MaxVit Class Documentation¶
The MaxVit
class in the zeta.models
module is a neural network module for constructing Vision Transformers (ViT) with MixUp functionality. This class extends PyTorch's native nn.Module
class while adding various features suited for implementing ViTs. The following sections will provide additional details:
Class Definition¶
class MaxVit(nn.Module):
def __init__(
self,
*,
num_classes,
dim,
depth,
dim_head: int = 32,
dim_conv_stem=None,
window_size: int = 7,
mbconv_expansion_rate: int = 4,
mbconv_shrinkage_rate=0.25,
dropout=0.01,
channels=3,
):
Parameters¶
Parameters | Type | Description |
---|---|---|
num_classes |
int |
The number of classes in the classification task. |
dim |
int |
The dimension of the input data. |
depth |
list |
Tuple indicating the number of transformer blocks at a given stage. |
dim_head |
int (Default = 32) |
The dimensionally of the transformer's heads. |
dim_conv_stem |
int (Default = None) |
The dimensionality of the convolutional stem. If not provided, the dimension of the input is used. |
window_size |
int (Default = 7) |
The size of the sliding windows used for efficient grid-like attention. |
mbconv_expansion_rate |
int (Default = 4) |
Expansion rate used in Mobile Inverted Residual Bottleneck (MBConv) used in the block . |
mbconv_shrinkage_rate |
float (Default = 0.25) |
Shrinkage rate used in Mobile Inverted Residual Bottleneck (MBConv) used in the block . |
dropout |
float (Default = 0.01) |
The dropout rate for regularization. |
channels |
int (Default = 3) |
Number of input channels. |
Functions / Methods¶
forward(x, texts=None, cond_fns=None, cond_drop_prob=0.0, return_embeddings=False)
¶
This function carries out the forward propagation through the MaxVit
model given an input x
.
Parameters¶
Parameter | Type | Description |
---|---|---|
x |
torch.Tensor |
The input tensor to the MaxVit model. |
texts |
List[str] (Optional) |
list of textual data for interpreting image data |
cond_fns |
Tuple[Callable, ...] (Optional) |
List of conditional functions to apply per layer |
cond_drop_prob |
float (Default = 0.0) |
Conditional dropout probability. |
return_embeddings |
bool (Default = False) |
Whether to return embeddings instead of class scores. |
Returns¶
Returns the output of the multi-layer transformer, which could either be the class scores (default) or embeddings based on return_embeddings
value.
Example Usage¶
from zeta.models import MaxVit
model = MaxVit(num_classes=10, dim=512, depth=(3, 2), dim_head=64, channels=3)
x = torch.randn(
1, 3, 224, 224
) # suppose we have an random tensor representing an image
out = model(x) # forward pass
print(out.shape) # torch.Size([1, 10])
Overview¶
The MaxVit
model is essentially a combination of vision transformers and efficient blocks (based on MobileNet family). First, the input passes through a convolutional stem. Afterward, the data flow through several stages. Each stage consists of a sequence of blocks, and each block is a combination of a Mobile Inverted Residual Bottleneck (MBConv) followed by the Transformer layers. Finally, the output to predict the classifications is obtained through the MLP head.

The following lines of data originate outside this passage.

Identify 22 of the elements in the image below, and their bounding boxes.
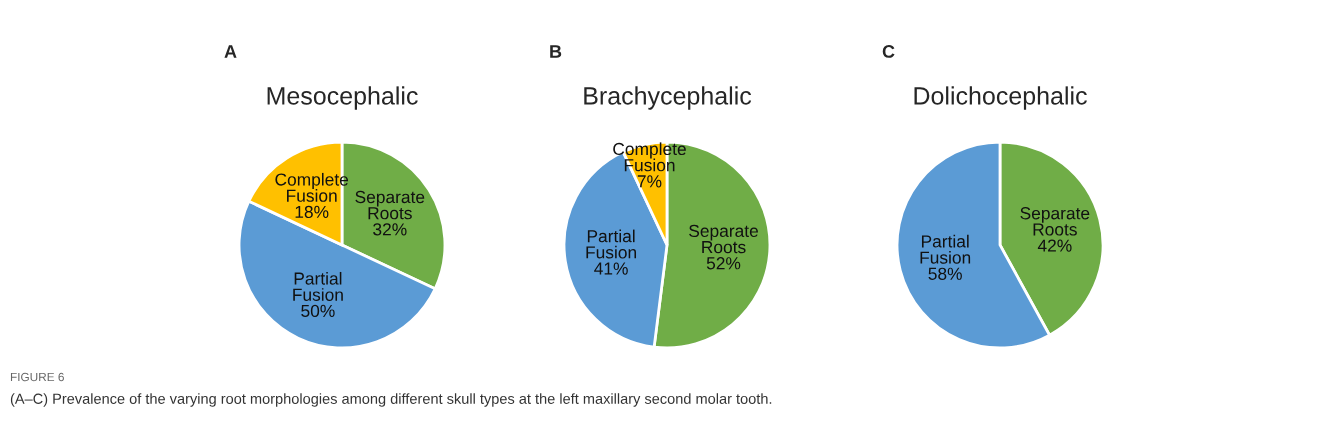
data-label: 58% (928, 267, 962, 280)
slice-label: Separate Roots (689, 224, 758, 254)
data-label: 50% (301, 304, 335, 318)
data-label: 7% (637, 175, 662, 188)
text: B (550, 45, 562, 58)
text: C (882, 45, 895, 58)
caption: FIGURE 6 (10, 372, 64, 382)
slice-label: Partial Fusion (586, 229, 637, 259)
data-label: 42% (1037, 239, 1072, 252)
slice-label: Partial Fusion (920, 234, 971, 264)
data-label: 52% (706, 257, 741, 270)
chart-title: Mesocephalic (267, 86, 418, 110)
text: (A–C) Prevalence of the varying root morphologies among different skull types at the left maxillary second molar tooth. (10, 393, 772, 407)
chart-title: Dolichocephalic (914, 86, 1087, 110)
chart-title: Brachycephalic (584, 86, 752, 110)
slice-label: Separate Roots (1020, 207, 1090, 236)
text: A (224, 45, 237, 58)
slice-label: Separate Roots (355, 190, 425, 220)
data-label: 32% (373, 223, 407, 236)
slice-label: Partial Fusion (293, 271, 343, 301)
data-label: 18% (295, 205, 329, 219)
data-label: 41% (594, 262, 628, 275)
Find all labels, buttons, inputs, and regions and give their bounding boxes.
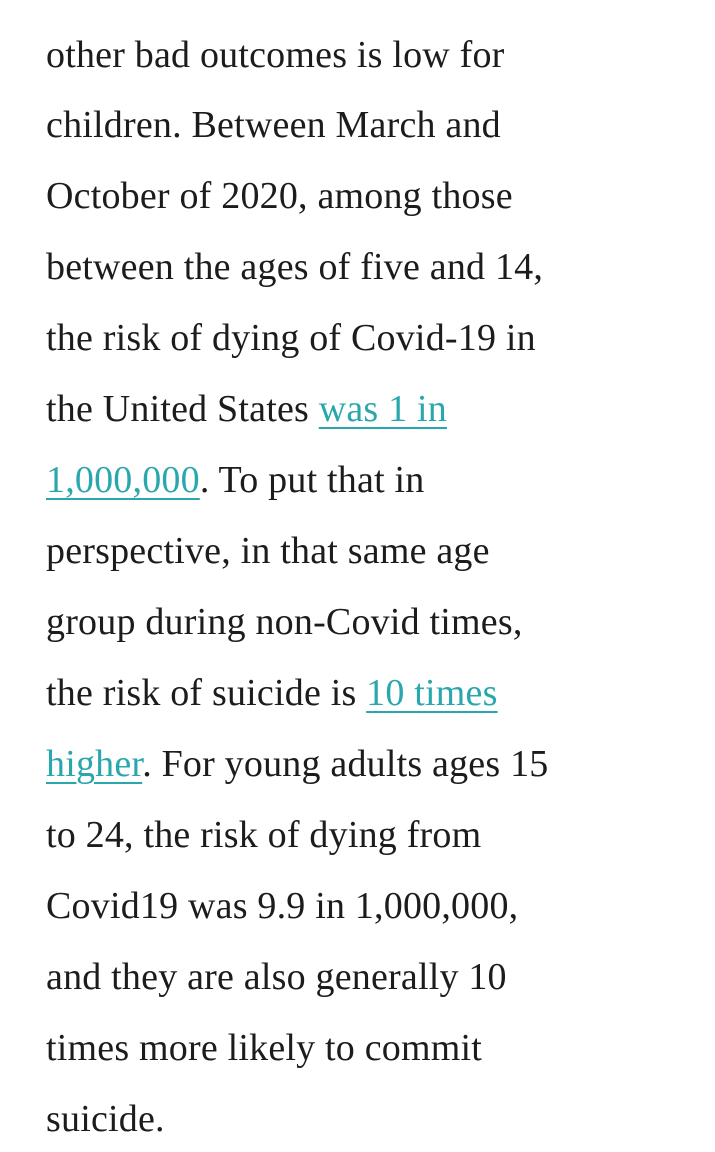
- paragraph-line: times more likely to commit: [46, 1027, 482, 1069]
- paragraph-line: group during non-Covid times,: [46, 601, 523, 643]
- link-risk-covid-children[interactable]: was 1 in: [318, 388, 447, 430]
- paragraph-line: children. Between March and: [46, 104, 501, 146]
- paragraph-line: the risk of suicide is 10 times: [46, 674, 498, 712]
- paragraph-line: and they are also generally 10: [46, 956, 507, 998]
- paragraph-line: the risk of dying of Covid-19 in: [46, 317, 536, 359]
- paragraph-line: October of 2020, among those: [46, 175, 513, 217]
- line-text: . For young adults ages 15: [142, 743, 549, 785]
- link-suicide-risk[interactable]: 10 times: [366, 672, 498, 714]
- link-risk-covid-children-continued[interactable]: 1,000,000: [46, 459, 200, 501]
- paragraph-line: higher. For young adults ages 15: [46, 745, 548, 783]
- paragraph-line: Covid19 was 9.9 in 1,000,000,: [46, 885, 519, 927]
- paragraph-line: the United States was 1 in: [46, 390, 447, 428]
- paragraph-line: suicide.: [46, 1098, 165, 1140]
- clipped-previous-line-fragment: ,: [240, 0, 280, 6]
- line-text: the United States: [46, 388, 319, 430]
- paragraph-line: between the ages of five and 14,: [46, 246, 544, 288]
- paragraph-line: 1,000,000. To put that in: [46, 461, 424, 499]
- line-text: the risk of suicide is: [46, 672, 367, 714]
- paragraph-line: perspective, in that same age: [46, 530, 490, 572]
- link-suicide-risk-continued[interactable]: higher: [46, 743, 143, 785]
- paragraph-line: other bad outcomes is low for: [46, 34, 505, 76]
- line-text: . To put that in: [199, 459, 425, 501]
- paragraph-line: to 24, the risk of dying from: [46, 814, 482, 856]
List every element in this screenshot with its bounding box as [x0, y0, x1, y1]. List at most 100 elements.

In addition to the traditional forward
functionality, MaxVit
also supports conditional functions that can be used to modify the network behavior per layer, adding a layer of flexibility to the model. Furthermore, the model supports the option to return the transformer embeddings, making it applicable for other tasks beyond simple classification.
Note:¶
The forward method of MaxVit
is beartyped for type checking which enforces strong typing, improving the efficiency of the class.